How to choose persimmons
Persimmons and glowing incense sit in front of cross-legged Buddhist statues, most of which I do not know the names of. Whenever we walk by an altar in a storefront, my grandma pauses on the sidewalk to bow in its direction. She must see something different than me—my brain only registers bowls of fruit and smoky air.
My parents did not build their house in America with Buddhist bricks. I don’t think there was much room in their suitcases to bring them with. The thought of committing myself to Buddhism has crossed my mind a few times before—never for the right reasons. While my friends and classmates went to youth group on Wednesdays, I wondered if I too should pick up a religion on the way home from school. Maybe Buddhism would be the last accessory to make me feel whole, the missing puzzle piece. No sooner does the thought enter my brain is it swiftly seen out. Frankly, I am too busy thinking of American breakfast to remember putting fruit on the altar.

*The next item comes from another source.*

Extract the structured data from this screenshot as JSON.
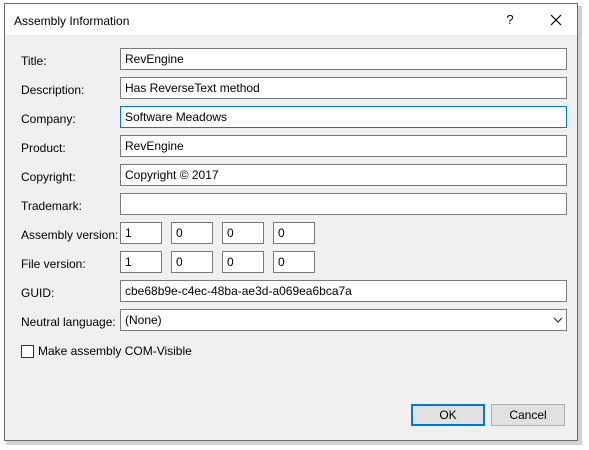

I sometimes wonder what my grandma thinks of when she looks at me. I wonder whether she actually sees her own grandson, or just some strange entity occupying his body. When her eyes flicker in my direction, I wonder if she still sees her own skin and blood through the foreignness in my walk. Maybe she knows that it is all illusory—my best effort to present her with what I think is a Taiwanese grandson. Maybe, when my mother left for America, she already grieved this person I wish I was.

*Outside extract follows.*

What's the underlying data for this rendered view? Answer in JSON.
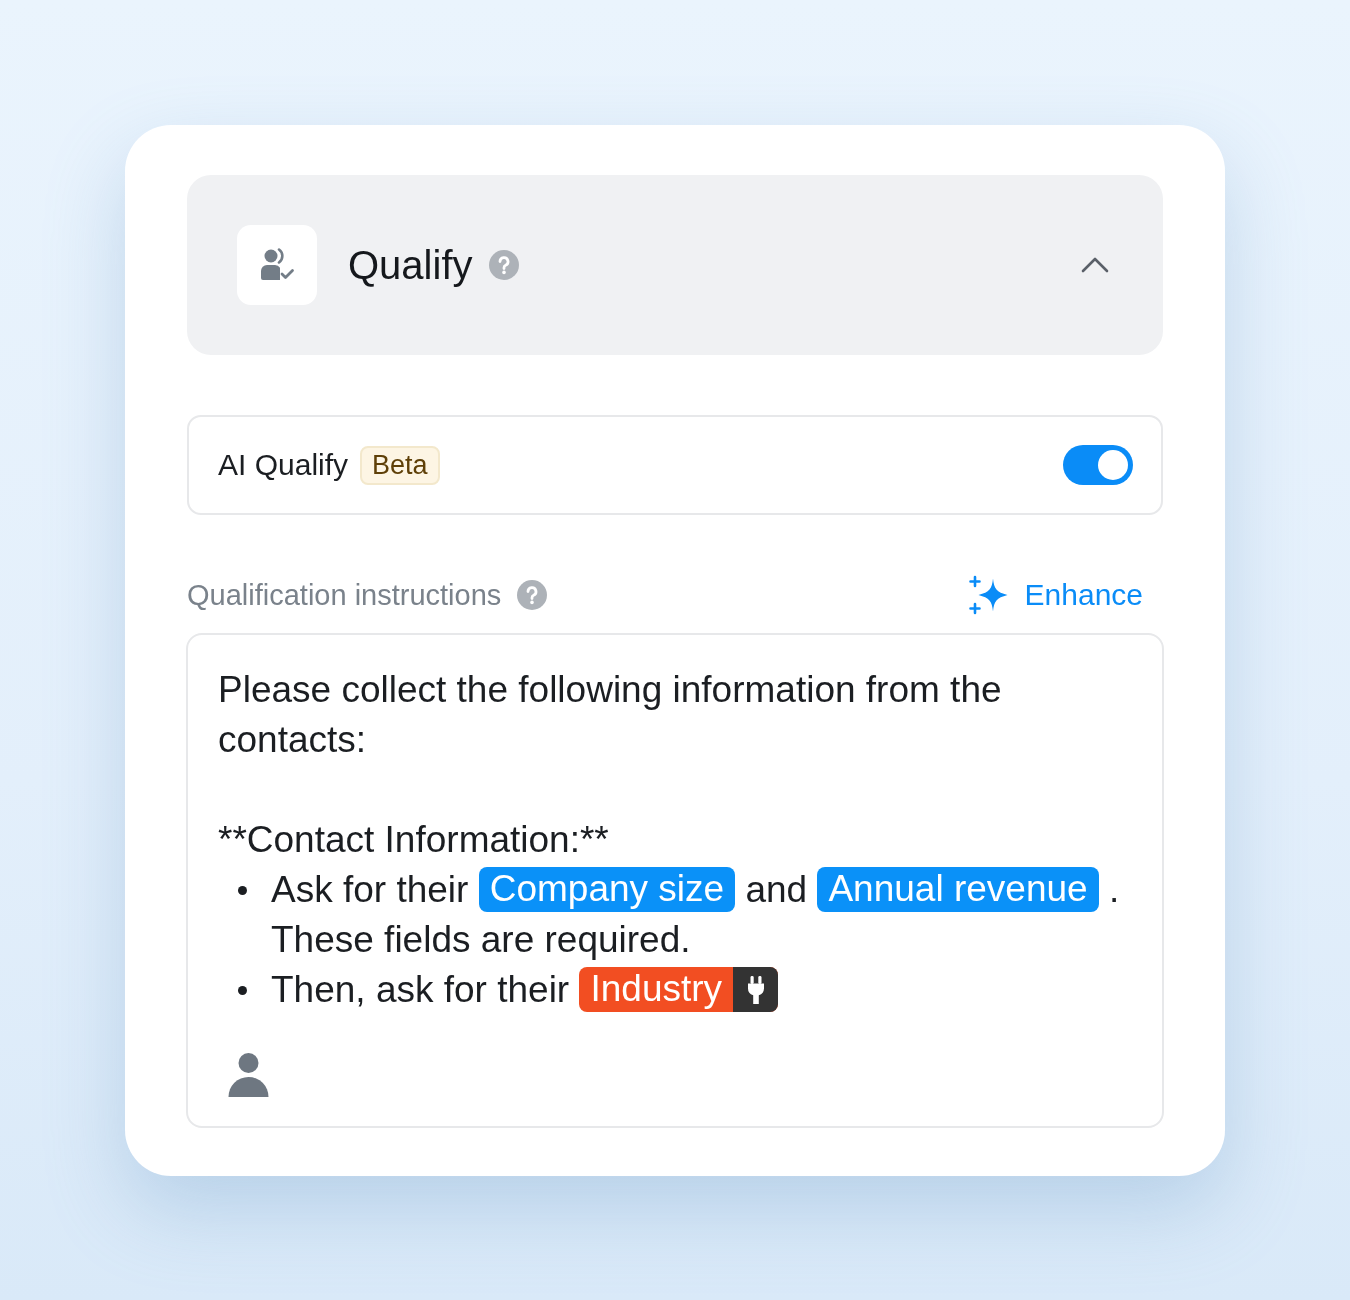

Peeking into her mind would do me no good. Her brain thinks in a dialect I do not speak. Its contents are shielded by thick walls made from a different tongue. At home I sometimes hear my parents speaking in that language I call grandma and grandpa. In low voices, they shed their Mandarin coats and waltz to music I can not hear. Their voices float through the drywall, but the words melt before reaching my brain. I ask why they didn’t speak it to us growing up. They say it was hard enough to unpack one language into two little children.
My family reassures me that Taiwanese is fading anyway. Most of the young kids in big cities don’t even understand it either. But I hear how swiftly it rolls off their tongues. I have peeked in their luggage and found it neatly tucked away there, so maybe, it can also fit into mine.
I say I want to pick up a language, like someone says they want to pick up that dollar they find on the street, but it is no small undertaking. As I wade deep into Italian waters, I realize I am taking a slight detour and contemplate heading back to shore before I get too far. Surely a tongue that still trips on Mandarin does not qualify to enter this next race. A 7-stroke tonal tongue that has no standardized method of teaching and no writing system. A language with little use outside of the house I visit (at most) twice a decade. Still though, I really want to have that dollar.
Sometimes I wish I didn’t have to be the one locked outside peeking through the keyhole. I wish I did not have to be the one begging someone to open the door or crack a window. I wonder why I have been exiled to the corner of the conversation, where I can only sit and eat persimmons from the coffee table. I try to tell them from behind my glazed over eyes that I’m still alive, but my jaw has been soldered shut.
I am in constant need of reminding where I am lacking and where I am not. I want someone to notice every time I’m falling behind and pull me on track, but I often forget everybody already has trouble enough carrying their own baggage. My own suitcase is an overflowing mess of broken Mandarin and other assorted crumbs, which I frantically stuff into my pockets in hopes of still making the flight. Sometimes my brain is so fried that I can not stand the people I want to feel closer to, and I hide away in my room unable to learn another word. Sometimes I hear the sounds so much they morph into something so harsh and loud that I wish to sew my ears shut, and I begin to wonder if hand signals may be a more suitable medium for this language. And then my grandma might say something and laugh loudly, and suddenly there is no language more worth learning. Learning to walk has always been easier when you’re chasing somebody seven steps down the hall.
Autumn arrives suddenly in Italy and the sun is shorter than I imagine here. At night the street lights paint the houses various colors of persimmons. You can buy pack of three at the grocery store. They are so ripe, the slightest touch could cause the skin to split open. The November light makes their translucent dark orange flesh almost look like mid-summer tomatoes. Teetering on this line between ripe and rotten, when they have more in common with jam than with fruit, is the sweetest you can get a persimmon, though I prefer them before they get to this stage. Before they have gone too mushy and delicate, when I can still toss one around in my hand without spilling the fruit everywhere. When the flesh is just soft enough for my teeth to melt through like butter, and just a touch of sweetness to leave me craving another. I haven’t taken the opportunity to try them here yet, but I am hopeful. Maybe persimmons planted here will still taste the same as home.